Fast die Hälfte der Arbeitnehmenden in Deutschland hat noch nie mit einem behinderten Menschen zusammengearbeitet – und das obwohl in Deutschland rund 4,9 Millionen geistig oder körperlich beeinträchtigte Personen im erwerbsfähigen Alter leben. Das ist auch kein Wunder, scheitert es doch häufig bereits am barrierefreien Zugang. So gaben in einer aktuellen Studie 34 Prozent der Befragten an, dass ihr Arbeitsplatz weder räumlich noch digital barrierefrei sei. In lediglich 26 Prozent der Unternehmen existieren vollständig barrierefreie Arbeitsplätze. 

Was ist Barrierefreiheit?

Das Problem: Noch immer ist die Auffassung weit verbreitet, Barrierefreiheit wäre auf räumliche Zugänglichkeit beschränkt. So sind etwa 13 Prozent der Arbeitsplätze zwar räumlich barrierefrei, jedoch nicht digital. Dabei muss Barrierefreiheit sämtliche Aspekte des Arbeitsumfelds umfassen – das gilt insbesondere vor dem Hintergrund der digitalen Transformation, in welcher Arbeitsplätze immer stärker in den digitalen Raum verlagert werden. Dementsprechend müssen Unternehmen sicherstellen, dass auch Mitarbeitende mit Behinderung das Internet sowie sämtliche digitalen Anwendungen nutzen können.

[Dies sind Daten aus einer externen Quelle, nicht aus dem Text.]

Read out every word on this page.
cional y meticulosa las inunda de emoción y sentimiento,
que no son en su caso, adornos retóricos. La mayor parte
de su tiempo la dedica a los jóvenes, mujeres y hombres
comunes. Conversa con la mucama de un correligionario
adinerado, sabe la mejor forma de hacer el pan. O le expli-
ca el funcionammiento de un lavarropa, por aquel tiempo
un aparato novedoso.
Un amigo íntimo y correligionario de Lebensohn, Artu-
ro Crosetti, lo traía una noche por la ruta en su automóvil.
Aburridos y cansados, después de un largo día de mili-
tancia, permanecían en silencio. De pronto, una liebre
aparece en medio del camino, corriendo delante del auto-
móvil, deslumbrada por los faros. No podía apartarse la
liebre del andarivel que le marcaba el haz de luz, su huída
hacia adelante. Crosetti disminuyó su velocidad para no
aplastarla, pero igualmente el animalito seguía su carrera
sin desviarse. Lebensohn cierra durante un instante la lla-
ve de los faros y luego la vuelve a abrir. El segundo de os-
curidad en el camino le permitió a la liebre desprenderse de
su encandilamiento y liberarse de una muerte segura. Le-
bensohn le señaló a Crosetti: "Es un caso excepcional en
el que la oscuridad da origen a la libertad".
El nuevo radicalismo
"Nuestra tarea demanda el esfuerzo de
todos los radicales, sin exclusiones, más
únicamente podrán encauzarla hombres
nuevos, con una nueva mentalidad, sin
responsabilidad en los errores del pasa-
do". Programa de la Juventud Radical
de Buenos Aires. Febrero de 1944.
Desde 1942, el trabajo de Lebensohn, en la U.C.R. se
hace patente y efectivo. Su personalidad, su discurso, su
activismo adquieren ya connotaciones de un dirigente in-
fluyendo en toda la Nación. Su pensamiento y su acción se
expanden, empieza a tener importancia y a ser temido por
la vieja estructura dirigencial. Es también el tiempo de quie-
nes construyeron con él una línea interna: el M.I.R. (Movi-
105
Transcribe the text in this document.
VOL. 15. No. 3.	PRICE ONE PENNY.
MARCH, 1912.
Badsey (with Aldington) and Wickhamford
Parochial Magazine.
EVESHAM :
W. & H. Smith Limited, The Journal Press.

Räumliche und digitale Barrierefreiheit: Ein Baustein der Inklusion

Barrierefreiheit erfordert einen ganzheitlichen Ansatz und muss als wichtiger Baustein der Inklusion am Arbeitsplatz verstanden werden. Doch wie lässt sich umfassende Barrierefreiheit gewährleisten?

  • Bauliche Maßnahmen: Natürlich darf räumliche Barrierefreiheit weiterhin nicht fehlen. Rampen mit Handlauf, elektrische Türöffner, Aufzüge oder Treppenlifte und weitere Vorkehrungen können Rollstuhlfahrern und anderen Menschen mit Gehbehinderung den räumlichen Zugang zum Arbeitsplatz ermöglichen oder erleichtern.
  • Arbeitsplatzgestaltung: Ergonomische Schreibtischarbeitsplätze für Personen mit Beeinträchtigungen der Wirbelsäule oder Gehbehinderung sind dabei ebenso wichtig wie Tastaturen für Sehbehinderte oder Beschriftungen in Blindenschrift. Auch Gemeinschaftsräume und Sanitäreinrichtungen müssen für Personen mit Beeinträchtigungen zugänglich und nutzbar sein.
  • Hilfsprogramme: Ob Untertitel für Videodateien und Bilder, die Verwendung einfach lesbarer Schriftarten, oder Sprachassistenten für die Gerätesteuerung: Um das Arbeiten im digitalen Raum zu erleichtern, können spezifische Hilfsprogramme unterstützen. Das betrifft insbesondere Menschen mit Beeinträchtigungen des Seh- oder Hörvermögens.
  • Sensibilisierung und Schulung: Um das Verständnis für die besonderen Bedürfnisse behinderter Menschen zu erhöhen und die Unterstützung seitens der Belegschaft zu fördern, sind konkrete Schulungen und Sensibilisierungsmaßnahmen zum Thema Barrierefreiheit und Inklusion unerlässlich. Ziel muss es sein, Inklusion zum festen Bestandteil der Unternehmenskultur zu machen.

Barrierefreiheit als Wettbewerbsvorteil

Bereits kleine Maßnahmen können einen großen Beitrag zur Barrierefreiheit und Inklusion am Arbeitsplatz leisten. Doch bei all den Maßnahmen kommt es vor allem auf die Unterstützung durch Mitarbeiter und Führungskräfte an. So muss auch auf Topmanagement-Ebene ein Verständnis für die Notwendigkeit einer barrierefreien Arbeitsumgebung vorhanden sein. Dabei sollten Barrierefreiheit und Inklusion nicht nur als Notwendigkeit, sondern als Teil einer nachhaltigen Unternehmensstrategie verstanden werden. So kann ein Unternehmen an Glaubwürdigkeit und Vertrauen gewinnen, wenn es sich aktiv für ein diverses und inklusives Arbeitsumfeld einsetzt. Auch sollten Menschen mit Beeinträchtigungen als Potential erkannt werden. Denn insbesondere in Zeiten des Fachkräftemangels werden diese in vielen Branchen zu einer wichtigen Zielgruppe. Es gibt also mehr als genügend überzeugende Argumente, um einem ganzheitlichen Ansatz zu folgen und Barrieren – seien sie räumlicher oder digitaler Natur – konsequent abzubauen.